I have a handful time that Discover didn’t track the purchases correctly even though they were real spending on merchandise.

DavidNJ
DavidNJ

My Wife has the Discoverit card so I just sent a referral from her to me. She is suppose to get a $50 referral bonus and I get $50 on my 1st spend. Will we both get another $50 in a year from now w/ the 100% bonus?

anthonyjh21
anthonyjh21

In my situation I’m not sure this is worthwhile, although I’m still debating it.

———-
Pros:
14.5 profit margin

Benefit to my bulk seller status

Cons:
Must wait a year to get the $217.50

Cross my fingers there are no clawbacks and/or tracking issues with the gift card (its against their terms after all)

Must deal with Saveya limits (even for me as a bulk seller with $6k/mo limits) because I have three Discover cards and this will cause me to have to wait until subsequent weeks for my weekly limit to open back up. It would also hinder any other sales to Saveya while I force feed Sears gc through the system as I’d have no selling limit left.

Hope there is no devaluation in the midst of completing this deal

My opportunity cost is 10%, coming from eBay gc’s purchased at Lowes and used as part of the eBay gravy train of gift card/bullion arbitrage.

———–

Is all of this really worth 4.5% to me? After writing this all out, I’m thinking the answer is no but it’s still an interesting opportunity w/ the increased portal payout.

Eric
Eric

Did you decide to do this deal? I don’t think the 10% is really an opportunity cost. Wouldn’t you instead be getting the 10% from buying the Sears gc with the Discover cards? That would make it a wash.

anthonyjh21
anthonyjh21

It’s an opportunity cost for me, personally. I’ll explain.

I have no value with Sears. I don’t buy and resell through Sears/Kmart nor do I typically buy any products through them, as it’s a hassle and the closest one is half an hour away in a ghetto part of town. Thus the value of a Sears gift card is only as high as what the best buy rate I can get from a resale site.

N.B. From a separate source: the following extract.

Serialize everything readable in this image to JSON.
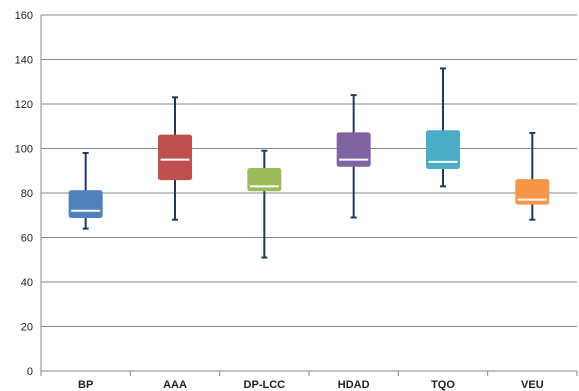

Ebay on the other hand has value. I’m able to buy gift cards via ebay deals and gold/silver coins when ebay bucks are 4x-5x. It plays heavily into my MS/arbitrage strategy.

Eric
Eric

I thought you were referring to losing the 5% (doubled) cash back using your Discover card which is the same either way. Now I see you mean you could end up getting stuck with the Sears gc which would be worse than the Ebay gc which you would be able to use easily, correct?